Las aventuras de Huckleberry Finn
Las aventuras de Huckleberry Finn LA TUMBA FLOTANTE
Deseaba ir a echar un vistazo a un sitio próximo al centro de la isla que había encontrado al explorarla. De modo que emprendimos el camino y pronto llegamos a él porque la isla solo tenía tres millas de largo y un cuarto de milla de anchura.
Aquel lugar era una colina escarpada, o loma bastante larga, de unos cuarenta pies de altura. Pasamos penas y trabajos para llegar a la cima, de tan pendientes que eran las laderas y tan espesos los matorrales. La recorrimos toda y, por fin, encontramos una gran caverna en la roca, en el lado que miraba a Illinois.
La gruta era tan grande como dos o tres cuartos juntos y Jim podía estar de pie, derecho, en ella. Se estaba muy fresco. Jim era de la opinión de que enseguida metiéramos todas nuestras cosas allí, pero yo le dije que no nos interesaba estar subiendo y bajando continuamente.

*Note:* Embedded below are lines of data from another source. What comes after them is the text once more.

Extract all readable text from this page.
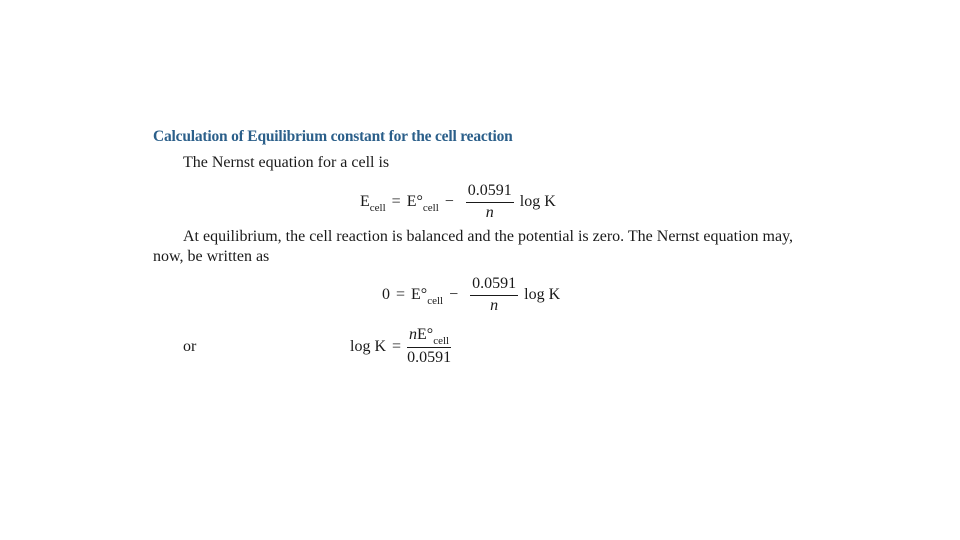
Calculation of Equilibrium constant for the cell reaction
The Nernst equation for a cell is
$E_{cell} = E^\circ_{cell} - \frac{0.0591}{n}$ log K
At equilibrium, the cell reaction is balanced and the potential is zero. The Nernst equation may,
now, be written as
$0 = E^\circ_{cell} - \frac{0.0591}{n}$ log K
or	$\log K = \frac{nE^\circ_{cell}}{0.0591}$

Jim dijo que si escondíamos la canoa en un buen sitio y guardábamos todo nuestro equipaje en la caverna, podríamos correr allí si alguien desembarcaba en la isla, y que si no usaban perros jamás lograrían encontrarnos. Además, aquellos pajaritos habían dicho que iba a llover, ¿quería yo que se mojaran las cosas?